O'Rourke, Horace Tennyson (1880–1963), architect and town planner, was born 21 March 1880 in the family home at 34 Richmond Place North, Dublin, son of Francis P. O'Rourke, an accountant from ‘a noted professional family’, and Martha O'Rourke (née Rafferty). Horace's name on his birth certificate is stated as ‘Horace Patrick Joseph’ but subsequently his second and third names were exchanged for ‘Tennyson’. He had at least three brothers – Aubrey Vincent, and A. J., who was chief accountant in the land commission and who, with his brother Frank, helped to establish the Metropole Cinema in Dublin. Horace was admitted as a pupil at the O'Brien Institute, Marino, on 1 July 1892. Where he received his architectural training is not recorded. From 1905 to 1916 he worked with a number of private architectural practices in Limerick and Dublin. His architectural output while in private practice up to 1916 included a range of public and private commissions. During this period he was also a frequent entrant in a wide range of design competitions, including a design for the new park at Fairview.
In 1916 he was appointed to the permanent staff of Dublin corporation, serving as assistant city architect to Charles J. McCarthy from 1918 to 1922, when he became Dublin city architect, a position he retained until his retirement in June 1945. As city architect O'Rourke, ‘the present keen and earnest city architect’ (‘We twa’: the reminiscences of Lord and Lady Aberdeen, ii (1925), 191), presided over the city as it doubled in both population and area. With the guidance of Raymond Unwin, O'Rourke was responsible for the redesign and rebuilding of much of O'Connell St. after its destruction in the 1916–22 hostilities. He undertook the reconstruction of Charlemont House as an art gallery and civic museum. He was responsible for the design of numerous housing schemes, including part of the garden suburb at Marino, a major housing scheme at Marrowbone Lane, and the initial element of the Mercer St. flats. Even though he visited modern housing schemes abroad, O'Rourke remained a traditionalist in his architectural taste, and by the mid 1930s he was increasingly at odds with the emerging ‘modern movement’ in architecture, and with what he saw as its scant regard for the historical context or any sense of natural evolution. However, in an address to the Architectural Association of Ireland in 1940 entitled ‘The control of building elevations’, O'Rourke provided a fair and reasoned outline of his architectural ideas and their rationale.
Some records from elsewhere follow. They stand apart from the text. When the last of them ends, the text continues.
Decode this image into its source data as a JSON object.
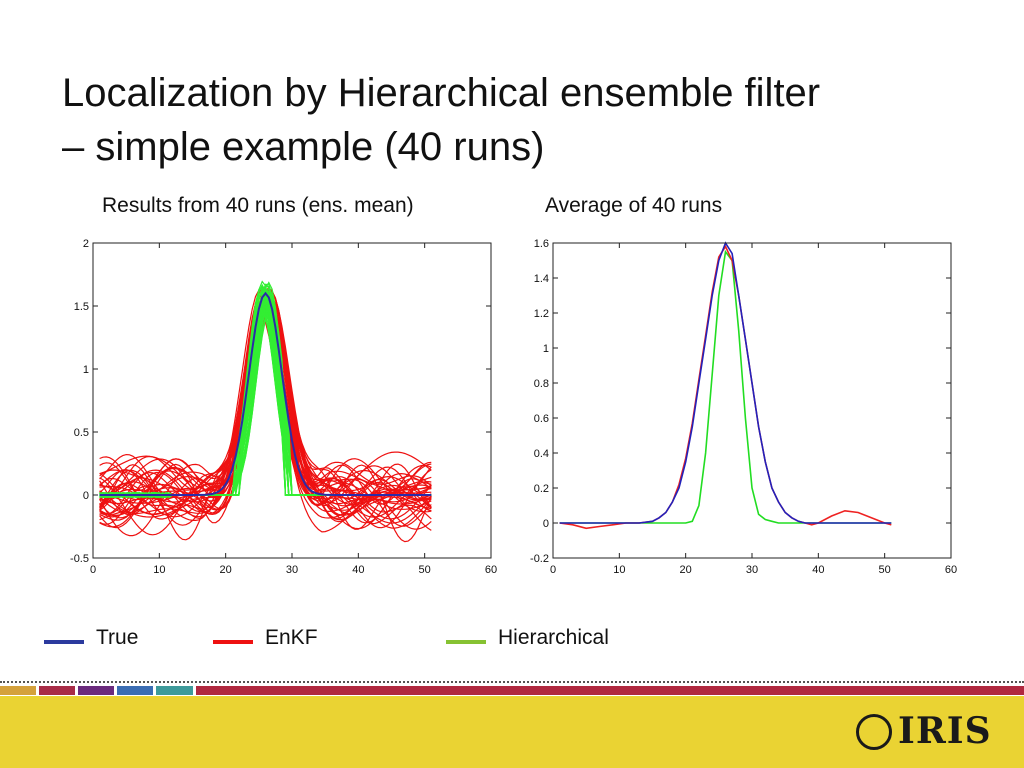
{
  "slide": {
    "title_line1": "Localization by Hierarchical ensemble filter",
    "title_line2": "– simple example (40 runs)"
  },
  "legend": [
    {
      "label": "True",
      "color": "#2b3a9e"
    },
    {
      "label": "EnKF",
      "color": "#ee1111"
    },
    {
      "label": "Hierarchical",
      "color": "#86c232"
    }
  ],
  "footer": {
    "logo_text": "IRIS",
    "background": "#ead333",
    "stripe_colors": [
      "#d4a13c",
      "#a82c47",
      "#6b2b7d",
      "#3b6db3",
      "#3e9a9a",
      "#b0283f"
    ]
  },
  "chart_data": [
    {
      "type": "line",
      "title": "Results from 40 runs (ens. mean)",
      "xlabel": "",
      "ylabel": "",
      "xlim": [
        0,
        60
      ],
      "ylim": [
        -0.5,
        2
      ],
      "xticks": [
        0,
        10,
        20,
        30,
        40,
        50,
        60
      ],
      "yticks": [
        -0.5,
        0,
        0.5,
        1,
        1.5,
        2
      ],
      "ytick_labels": [
        "-0.5",
        "0",
        "0.5",
        "1",
        "1.5",
        "2"
      ],
      "grid": false,
      "runs": 40,
      "peak_x": 26,
      "series": [
        {
          "name": "True",
          "color": "#2b2ba8",
          "peak": 1.6,
          "width": 3.5
        },
        {
          "name": "EnKF",
          "color": "#ee1111",
          "peak_range": [
            1.45,
            1.65
          ],
          "width": 3.8,
          "background_noise_range": [
            -0.45,
            0.5
          ]
        },
        {
          "name": "Hierarchical",
          "color": "#33ee33",
          "peak_range": [
            1.45,
            1.7
          ],
          "width": 2.9,
          "support": [
            21,
            30
          ]
        }
      ]
    },
    {
      "type": "line",
      "title": "Average of 40 runs",
      "xlabel": "",
      "ylabel": "",
      "xlim": [
        0,
        60
      ],
      "ylim": [
        -0.2,
        1.6
      ],
      "xticks": [
        0,
        10,
        20,
        30,
        40,
        50,
        60
      ],
      "yticks": [
        -0.2,
        0,
        0.2,
        0.4,
        0.6,
        0.8,
        1,
        1.2,
        1.4,
        1.6
      ],
      "ytick_labels": [
        "-0.2",
        "0",
        "0.2",
        "0.4",
        "0.6",
        "0.8",
        "1",
        "1.2",
        "1.4",
        "1.6"
      ],
      "grid": false,
      "x": [
        1,
        3,
        5,
        7,
        9,
        11,
        13,
        15,
        16,
        17,
        18,
        19,
        20,
        21,
        22,
        23,
        24,
        25,
        26,
        27,
        28,
        29,
        30,
        31,
        32,
        33,
        34,
        35,
        36,
        37,
        38,
        39,
        40,
        42,
        44,
        46,
        48,
        50,
        51
      ],
      "series": [
        {
          "name": "True",
          "color": "#2222bb",
          "y": [
            0,
            0,
            0,
            0,
            0,
            0,
            0,
            0.01,
            0.03,
            0.06,
            0.12,
            0.2,
            0.35,
            0.55,
            0.8,
            1.05,
            1.3,
            1.5,
            1.6,
            1.54,
            1.3,
            1.05,
            0.8,
            0.55,
            0.35,
            0.2,
            0.12,
            0.06,
            0.03,
            0.01,
            0,
            0,
            0,
            0,
            0,
            0,
            0,
            0,
            0
          ]
        },
        {
          "name": "EnKF",
          "color": "#ee2222",
          "y": [
            0,
            -0.01,
            -0.03,
            -0.02,
            -0.01,
            0,
            0,
            0.01,
            0.03,
            0.06,
            0.12,
            0.22,
            0.37,
            0.57,
            0.82,
            1.07,
            1.32,
            1.52,
            1.58,
            1.5,
            1.3,
            1.05,
            0.8,
            0.55,
            0.35,
            0.2,
            0.12,
            0.06,
            0.03,
            0.01,
            0,
            -0.01,
            0,
            0.04,
            0.07,
            0.06,
            0.03,
            0,
            -0.01
          ]
        },
        {
          "name": "Hierarchical",
          "color": "#22dd22",
          "y": [
            0,
            0,
            0,
            0,
            0,
            0,
            0,
            0,
            0,
            0,
            0,
            0,
            0,
            0.01,
            0.1,
            0.4,
            0.85,
            1.3,
            1.55,
            1.5,
            1.1,
            0.6,
            0.2,
            0.05,
            0.02,
            0.01,
            0,
            0,
            0,
            0,
            0,
            0,
            0,
            0,
            0,
            0,
            0,
            0,
            0
          ]
        }
      ]
    }
  ]
}
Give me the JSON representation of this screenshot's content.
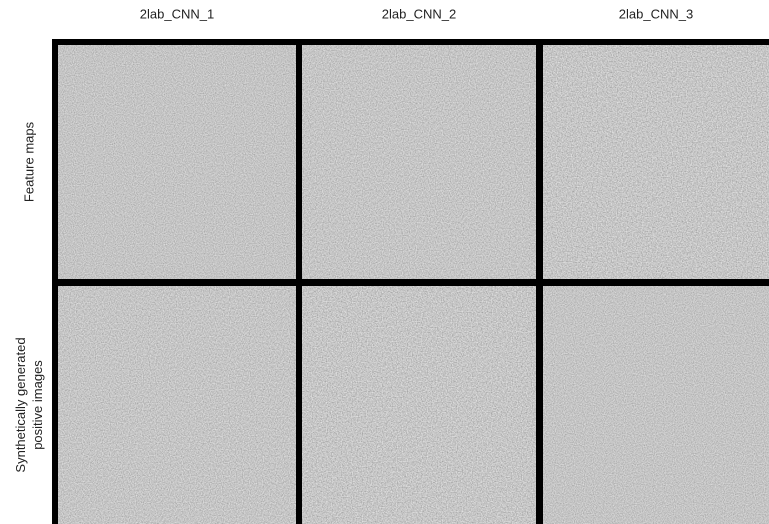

But it is for his wider interest in the emerging science of town planning and its potential benefits for Dublin that he may be best remembered. In 1911 Horace O'Rourke with G. P. Sheridan founded The Irish Architect and Craftsman. O'Rourke used this journal over its three-year existence to keep readers abreast of developments in town planning, both internationally and at home.
O'Rourke was influenced by Professor Patrick Geddes and his approach to civics and town planning. O'Rourke was active in the Civics Institute of Ireland, becoming chairman of the Dublin civic survey committee. He was the principal author of the magnificent and inspirational 1925 Dublin civic survey report, which was intended to form the basis for a city plan. He was an active member of the Dublin Civic Week committees in 1927 and 1929, and most of his public addresses and pronouncements during the 1930s were more concerned with town planning than architecture per se. In his addresses throughout the 1930s he regretted the absence of a town plan to ensure the city's development with regard to the principles of order, beauty, and convenience, as well as good economics.
From 1900 to 1927 O'Rourke was an elected member of the Architectural Association of Ireland. From 1920 to 1947 he was an elected member of the Royal Institution of the Architects of Ireland, being raised to fellow in 1924. He was elected as a licentiate of the RIBA in 1910, becoming a fellow in 1932. He was also a member of the Town Planning Institute, and in 1942 he was awarded the new RIBA distinction in town planning.
Horace T. O'Rourke resided at a variety of addresses in Limerick and Dublin before moving to ‘Lytleholme’, Cabra Road, in 1914; from 1927 until 1947 he resided at ‘Brentwood’, Brendan Road, Donnybrook. Predeceased by his wife Anna (née Fisher), he died 30 December 1963. He was survived by one son, D. B. O'Rourke, architect to the Office of Public Works, and by five daughters. His funeral took place on 2 January 1964 from St Michael's church, Dún Laoghaire, to Deansgrange cemetery.